Colaboración de Paco Pérez
La
muerte de Jesús debió ser impactante, de manera especial, para quienes lo
conocieron con más cercanía e intimidad y también para las gentes sencillas que
lo habían amado por sus obras y seguido hasta el último momento en su desgracia.
Ese
final no lo esperaba nadie porque un hombre que pasó su vida haciendo el bien,
amando a todos los hombres y perdonando no tenía que haber sido tratado como si
fuera un delincuente y por esta circunstancia mucha gente se preguntaba… ¿Cómo pudo abandonarle Dios y permitir que
acabara así?
En
estas situaciones es cuando el hombre no comprende por qué ocurren las cosas y
entonces, a veces, es cuando lanza contra el Padre esas increpaciones.
Los
discípulos reaccionaron huyendo, temerosos de que hicieran con ellos, y muy desconcertados.
Unos
días después les sucedió algo que los transformó y que es difícil de explicar, lo
fue antes y lo es ahora. Los que se fueron asustados hasta Galilea regresaron a
Jerusalén llenos de fuerza y con ella, en nombre de Jesús, proclamaban sin
miedo que Él estaba vivo.
Las
gentes sencillas no habían comprendido lo ocurrido y por eso todos los
habitantes se preguntaban, al ver la reacción que tuvieron:
-
¿Qué les ha hecho cambiar a éstos?
Ellos
sólo les decían:
-
Jesús está vivo. Dios lo ha resucitado de
entre los muertos.
Este
mensaje lo afirmaban totalmente convencidos, sin dudarlo. Esa seguridad les
permitía permanecer unidos; a diario, en las celebraciones y cuando eran
perseguidos.
Recordemos
que a las mujeres se les dijo:
- ¿Por qué
buscáis entre los muertos al que está vivo?
No
debemos pensar que Jesús resucitó para seguir viviendo la vida igual que antes
de ser crucificado sino como un paso previo para entrar de manera definitiva en
lo que le esperaba junto a Dios, una situación nueva donde la muerte no tendría
ningún poder sobre Él, es decir, seguía siendo el mismo pero no el de antes.

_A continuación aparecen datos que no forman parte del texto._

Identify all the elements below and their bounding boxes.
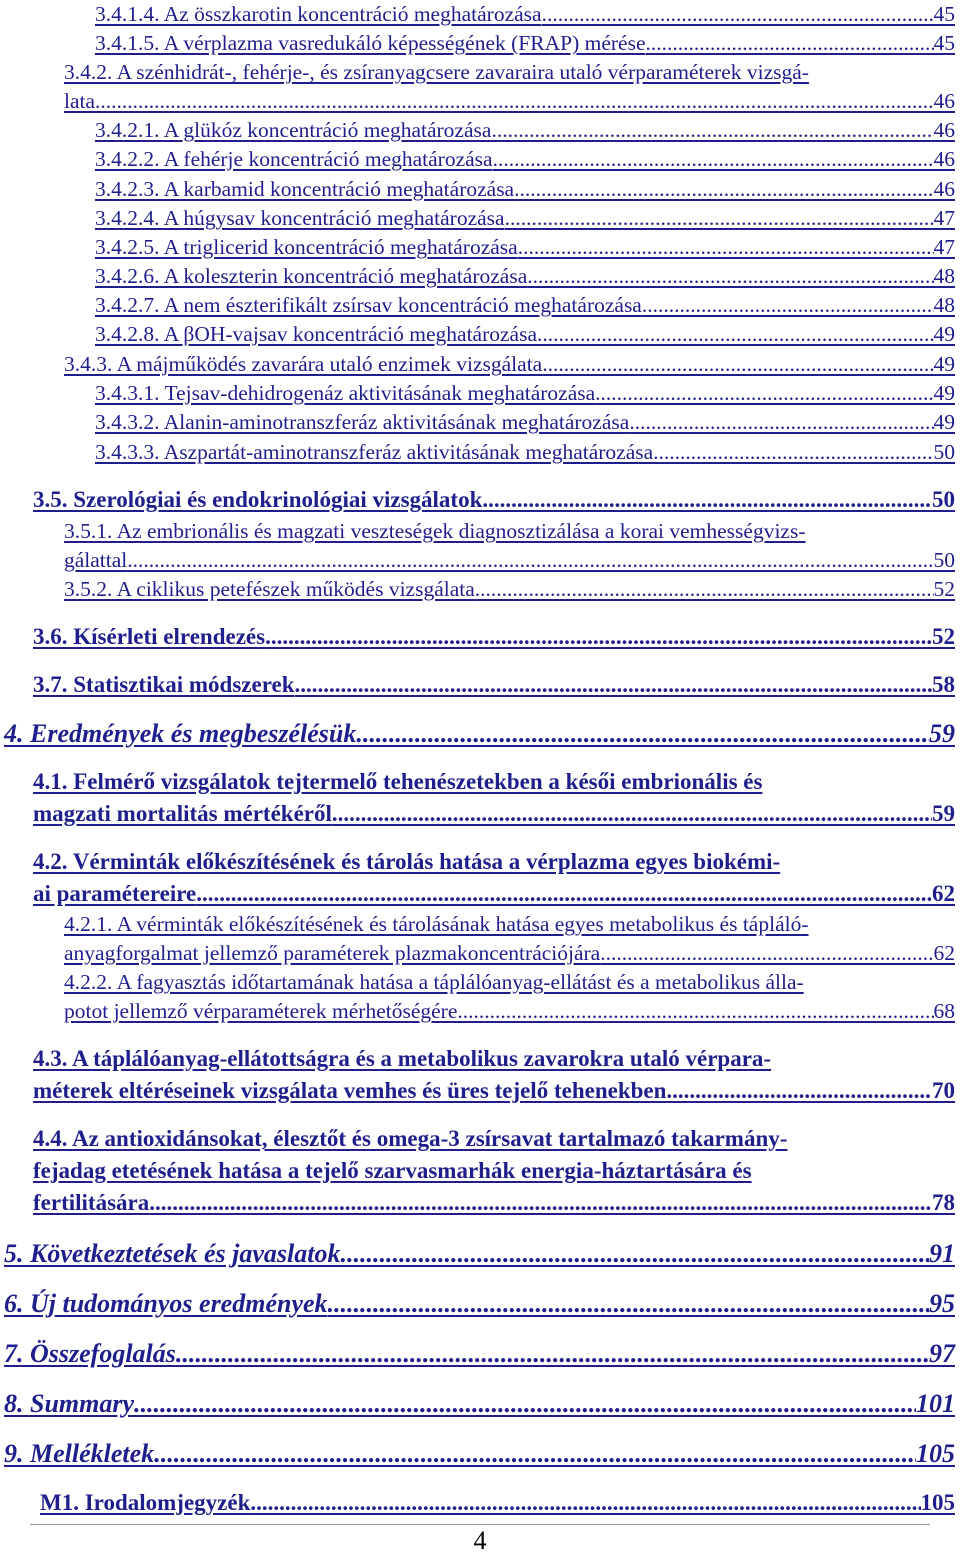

Por esta razón, cuando se les aparece se comporta como una persona normal pero
no lo reconocen, en ese momento, mientras les habla; estaba junto a ellos pero
no permanecía a su lado, se marchaba; era real, pero ya no convivía con ellos
como en el pasado... No tenían dudas de que era Jesús pero sabían que la nueva
realidad era diferente.
Jesús,
que era hombre, sufrió como cualquier otro hombre al conocer que su vida
terrenal tendría el mismo final que la de todos los humanos; en ese momento
Dios acudió en su ayuda y le regaló su nueva vida. La grandeza de Dios está
justamente ahí, en ese acto que regaló a su Hijo.
Los
humanos, en su mayoría, lo entendemos como un final sin continuidad pero la “Muerte y Resurrección” de Jesús nos
enseñan que debemos vivir con alegría y
fe, sentimiento que se despertó en los discípulos cuando tuvieron la suerte
de ver a Jesús después de morir. Entonces
fue cuando comprendieron el verdadero sentido de la vida, en ella la muerte no
es el final de todo sino el principio de algo nuevo, diferente y mejor.
Hay
quienes se empeñan en dejar reducidos los acontecimientos finales de la vida de
Jesús a un “hecho histórico” pero la
realidad es bien diferente, es un suceso en el que se fundamenta la creencia de
que Jesús es Hijo de Dios y que, a
su vez, fue un hombre como nosotros.
Aceptando
esta realidad bíblica nuestra vida se llenará de esperanza y fe para no
defraudar al Padre. Los primeros cristianos pensaban así y trabajaban para disfrutar
del Reino cuando les llegara el momento de cruzar la frontera que separa la VIDA de la MUERTE. La resurrección de la humanidad se contempla en 1Cor 6,14: [Dios, que resucitó al Señor, nos resucitará también a nosotros por su
fuerza.].
Pedro
dio testimonio de la Resurrección de
Jesús y, cuando lo hacía, les comentaba que los discípulos elegidos por Él,
después de resucitar, comieron y bebieron
en su compañía. También les habló de que sólo ellos tuvieron la suerte
de verlo y que recibieron el encargo de predicar a todos los hombres.
Con
la Muerte y Resurrección de Jesús aprendemos que ambas nos marcan los puntos
de final e inicio de etapas diferentes y que somos invitados a realizar los
deberes terrenales para que después, cuando acabemos aquí, seamos acogidos allí
porque supimos renunciar a lo terrenal.